Angola como Ponto de Partida da Diáspora Africana e a Cultura Bantu
🔗 O Tráfico Atlântico e Angola
Entre os séculos XVI e XIX, Angola foi um dos principais centros de captura e exportação de pessoas escravizadas para as Américas, especialmente para o Brasil. Estima-se que cerca de 40% de todos os africanos traficados para o Brasil eram originários da região que hoje corresponde a Angola, especialmente dos portos de Luanda, Benguela e Cabinda.
Essas pessoas eram, em sua maioria, de povos de origem bantu, grupo linguístico e cultural que se espalha por grande parte da África Subsaariana.
🌍 Cultura Bantu: Raiz Viva da Diáspora Afro-Brasileira
O termo "bantu" não designa um único povo, mas sim um conjunto de mais de 400 etnias que compartilham línguas de uma mesma família e traços culturais comuns. Na região de Angola, destacam-se povos como os Kimbundu, Umbundu, Kikongo, Ovimbundu, Chokwe, Mbundu, Lunda, entre outros.

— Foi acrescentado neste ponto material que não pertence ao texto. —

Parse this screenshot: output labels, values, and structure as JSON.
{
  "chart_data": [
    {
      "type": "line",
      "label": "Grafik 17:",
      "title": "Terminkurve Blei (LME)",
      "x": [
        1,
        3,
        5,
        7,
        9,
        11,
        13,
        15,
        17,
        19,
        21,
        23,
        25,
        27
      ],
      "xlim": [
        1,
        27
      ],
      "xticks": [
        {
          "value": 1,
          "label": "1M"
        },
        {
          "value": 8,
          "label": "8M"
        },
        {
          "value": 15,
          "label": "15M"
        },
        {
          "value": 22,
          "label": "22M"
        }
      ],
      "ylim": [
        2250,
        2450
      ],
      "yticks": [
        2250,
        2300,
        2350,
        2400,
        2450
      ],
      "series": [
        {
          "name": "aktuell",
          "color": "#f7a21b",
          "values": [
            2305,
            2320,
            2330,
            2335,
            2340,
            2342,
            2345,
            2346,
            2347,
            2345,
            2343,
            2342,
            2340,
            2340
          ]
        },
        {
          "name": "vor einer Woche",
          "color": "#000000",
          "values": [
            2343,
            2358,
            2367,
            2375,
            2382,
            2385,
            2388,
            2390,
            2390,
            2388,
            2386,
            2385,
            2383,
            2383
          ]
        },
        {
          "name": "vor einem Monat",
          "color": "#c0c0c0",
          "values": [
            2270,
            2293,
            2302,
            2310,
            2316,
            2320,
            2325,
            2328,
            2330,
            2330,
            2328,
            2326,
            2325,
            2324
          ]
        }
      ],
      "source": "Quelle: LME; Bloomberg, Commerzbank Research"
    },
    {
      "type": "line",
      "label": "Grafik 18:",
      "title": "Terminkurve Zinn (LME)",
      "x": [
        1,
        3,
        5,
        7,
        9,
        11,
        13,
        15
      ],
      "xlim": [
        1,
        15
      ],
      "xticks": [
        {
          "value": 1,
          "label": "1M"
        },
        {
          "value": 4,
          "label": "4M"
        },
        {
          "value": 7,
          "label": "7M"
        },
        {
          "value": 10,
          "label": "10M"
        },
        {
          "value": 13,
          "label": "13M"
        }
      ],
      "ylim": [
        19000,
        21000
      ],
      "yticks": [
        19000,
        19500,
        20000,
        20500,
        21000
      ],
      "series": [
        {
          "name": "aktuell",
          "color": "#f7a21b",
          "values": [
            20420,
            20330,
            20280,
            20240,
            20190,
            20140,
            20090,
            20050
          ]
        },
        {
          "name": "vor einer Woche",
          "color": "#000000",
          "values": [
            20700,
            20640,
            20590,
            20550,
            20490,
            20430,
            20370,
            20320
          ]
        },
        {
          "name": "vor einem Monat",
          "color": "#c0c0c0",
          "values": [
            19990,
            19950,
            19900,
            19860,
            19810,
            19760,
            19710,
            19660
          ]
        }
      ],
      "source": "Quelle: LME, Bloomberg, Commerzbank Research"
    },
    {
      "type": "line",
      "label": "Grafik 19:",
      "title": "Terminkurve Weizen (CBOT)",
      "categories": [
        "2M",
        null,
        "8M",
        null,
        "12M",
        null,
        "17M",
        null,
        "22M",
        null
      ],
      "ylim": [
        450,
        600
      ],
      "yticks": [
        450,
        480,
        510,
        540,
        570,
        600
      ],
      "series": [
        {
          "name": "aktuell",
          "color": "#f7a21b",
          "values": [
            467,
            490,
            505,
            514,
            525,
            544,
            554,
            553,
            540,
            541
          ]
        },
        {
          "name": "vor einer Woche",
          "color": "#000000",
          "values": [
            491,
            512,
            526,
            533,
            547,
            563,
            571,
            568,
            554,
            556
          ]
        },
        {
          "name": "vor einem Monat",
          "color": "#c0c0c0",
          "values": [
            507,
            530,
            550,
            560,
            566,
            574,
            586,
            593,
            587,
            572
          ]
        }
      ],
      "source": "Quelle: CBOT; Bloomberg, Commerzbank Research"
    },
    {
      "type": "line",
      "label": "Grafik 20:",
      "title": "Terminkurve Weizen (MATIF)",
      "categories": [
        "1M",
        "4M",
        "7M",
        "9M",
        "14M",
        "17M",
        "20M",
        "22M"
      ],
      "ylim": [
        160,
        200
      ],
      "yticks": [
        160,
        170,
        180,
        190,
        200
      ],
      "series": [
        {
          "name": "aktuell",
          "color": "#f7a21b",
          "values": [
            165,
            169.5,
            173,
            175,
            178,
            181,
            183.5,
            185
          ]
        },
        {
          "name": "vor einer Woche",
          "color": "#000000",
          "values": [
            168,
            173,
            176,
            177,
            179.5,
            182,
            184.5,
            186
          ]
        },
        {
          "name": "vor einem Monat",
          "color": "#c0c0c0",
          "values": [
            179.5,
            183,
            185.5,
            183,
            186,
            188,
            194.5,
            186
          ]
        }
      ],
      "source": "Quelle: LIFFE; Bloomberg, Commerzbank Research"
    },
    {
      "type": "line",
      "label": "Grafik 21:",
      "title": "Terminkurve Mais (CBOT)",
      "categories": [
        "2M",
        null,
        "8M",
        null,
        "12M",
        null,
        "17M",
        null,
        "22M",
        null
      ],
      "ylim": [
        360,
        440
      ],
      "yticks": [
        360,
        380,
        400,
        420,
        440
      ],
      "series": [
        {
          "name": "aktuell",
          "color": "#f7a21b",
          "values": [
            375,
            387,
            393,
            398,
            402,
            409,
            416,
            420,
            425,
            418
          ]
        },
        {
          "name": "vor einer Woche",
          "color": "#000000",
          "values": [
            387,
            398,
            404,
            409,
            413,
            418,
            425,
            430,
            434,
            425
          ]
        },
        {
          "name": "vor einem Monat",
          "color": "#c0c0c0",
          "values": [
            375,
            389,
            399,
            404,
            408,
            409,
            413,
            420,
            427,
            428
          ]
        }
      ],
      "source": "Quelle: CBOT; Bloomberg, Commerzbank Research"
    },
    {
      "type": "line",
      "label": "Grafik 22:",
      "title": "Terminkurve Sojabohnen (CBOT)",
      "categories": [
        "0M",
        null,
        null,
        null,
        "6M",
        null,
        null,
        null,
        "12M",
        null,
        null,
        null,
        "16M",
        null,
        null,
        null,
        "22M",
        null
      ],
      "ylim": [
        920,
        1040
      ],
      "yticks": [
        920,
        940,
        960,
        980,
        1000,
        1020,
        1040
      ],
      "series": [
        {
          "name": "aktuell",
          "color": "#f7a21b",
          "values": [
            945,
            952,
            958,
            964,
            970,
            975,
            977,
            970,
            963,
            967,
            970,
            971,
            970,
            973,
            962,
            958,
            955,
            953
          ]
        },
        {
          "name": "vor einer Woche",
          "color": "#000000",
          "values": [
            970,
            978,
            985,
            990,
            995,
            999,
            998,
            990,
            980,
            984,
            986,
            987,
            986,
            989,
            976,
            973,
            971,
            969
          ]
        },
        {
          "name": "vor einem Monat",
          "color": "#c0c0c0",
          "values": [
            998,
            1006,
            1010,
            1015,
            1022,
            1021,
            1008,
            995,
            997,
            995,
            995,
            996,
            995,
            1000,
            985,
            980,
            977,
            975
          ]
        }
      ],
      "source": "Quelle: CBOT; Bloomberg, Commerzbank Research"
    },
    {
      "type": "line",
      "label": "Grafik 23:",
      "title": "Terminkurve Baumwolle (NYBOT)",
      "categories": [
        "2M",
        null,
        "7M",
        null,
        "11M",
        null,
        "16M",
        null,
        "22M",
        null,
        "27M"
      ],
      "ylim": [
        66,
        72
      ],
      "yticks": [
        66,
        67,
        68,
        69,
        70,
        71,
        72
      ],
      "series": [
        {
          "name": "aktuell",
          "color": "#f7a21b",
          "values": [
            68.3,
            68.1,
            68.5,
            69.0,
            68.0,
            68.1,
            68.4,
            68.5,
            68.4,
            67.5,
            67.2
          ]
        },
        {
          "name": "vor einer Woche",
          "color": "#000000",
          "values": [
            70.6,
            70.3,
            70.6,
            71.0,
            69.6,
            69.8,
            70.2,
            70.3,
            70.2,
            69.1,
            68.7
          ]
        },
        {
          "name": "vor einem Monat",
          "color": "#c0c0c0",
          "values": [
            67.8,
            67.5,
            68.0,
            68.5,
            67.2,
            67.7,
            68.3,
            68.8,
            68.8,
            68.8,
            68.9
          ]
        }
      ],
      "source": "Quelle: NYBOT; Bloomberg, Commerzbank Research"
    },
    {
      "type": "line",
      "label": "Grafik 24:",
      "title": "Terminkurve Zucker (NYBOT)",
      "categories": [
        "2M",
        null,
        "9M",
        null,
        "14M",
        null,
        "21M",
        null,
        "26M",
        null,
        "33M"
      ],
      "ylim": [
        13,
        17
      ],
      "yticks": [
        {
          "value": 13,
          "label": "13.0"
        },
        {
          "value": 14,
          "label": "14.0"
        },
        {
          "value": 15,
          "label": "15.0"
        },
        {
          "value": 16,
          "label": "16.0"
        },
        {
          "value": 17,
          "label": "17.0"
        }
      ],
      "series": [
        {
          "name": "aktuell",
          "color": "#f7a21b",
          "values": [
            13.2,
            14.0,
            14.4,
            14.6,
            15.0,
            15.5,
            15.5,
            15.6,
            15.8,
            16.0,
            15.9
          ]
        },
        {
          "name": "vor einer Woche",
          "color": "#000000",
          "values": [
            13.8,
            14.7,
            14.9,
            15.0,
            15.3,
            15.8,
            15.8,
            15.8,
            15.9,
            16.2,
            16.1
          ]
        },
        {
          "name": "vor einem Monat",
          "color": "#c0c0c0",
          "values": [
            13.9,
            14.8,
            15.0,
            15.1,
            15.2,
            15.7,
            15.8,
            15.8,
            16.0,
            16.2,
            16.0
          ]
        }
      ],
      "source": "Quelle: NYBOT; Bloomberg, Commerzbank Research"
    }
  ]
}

✨ Marcas da Cultura Bantu na Diáspora, especialmente no Brasil:
🔥 Religião e Espiritualidade
A cosmovisão bantu traz a forte conexão com os ancestrais, a natureza e as forças espirituais.
No Brasil, isso se expressa em religiões como o Candomblé de nação Angola, a Umbanda e outros cultos de matriz bantu.
Presença dos conceitos como “Kiumbanda”, “Kalunga” (o mar como portal entre mundos), “Nkisi” (forças da natureza ou divindades).
🍲 Culinária
Técnicas como o uso do dendê, do quiabo, do amendoim, da farinha de mandioca, do fumeiro e das folhas cozidas.
Pratos como o vatapá, caruru, mufete, moqueca, angu, feijoada e muitas técnicas tradicionais têm influência direta da culinária bantu-angolana.
O uso coletivo dos alimentos e a centralidade do ato de cozinhar como espaço de socialização.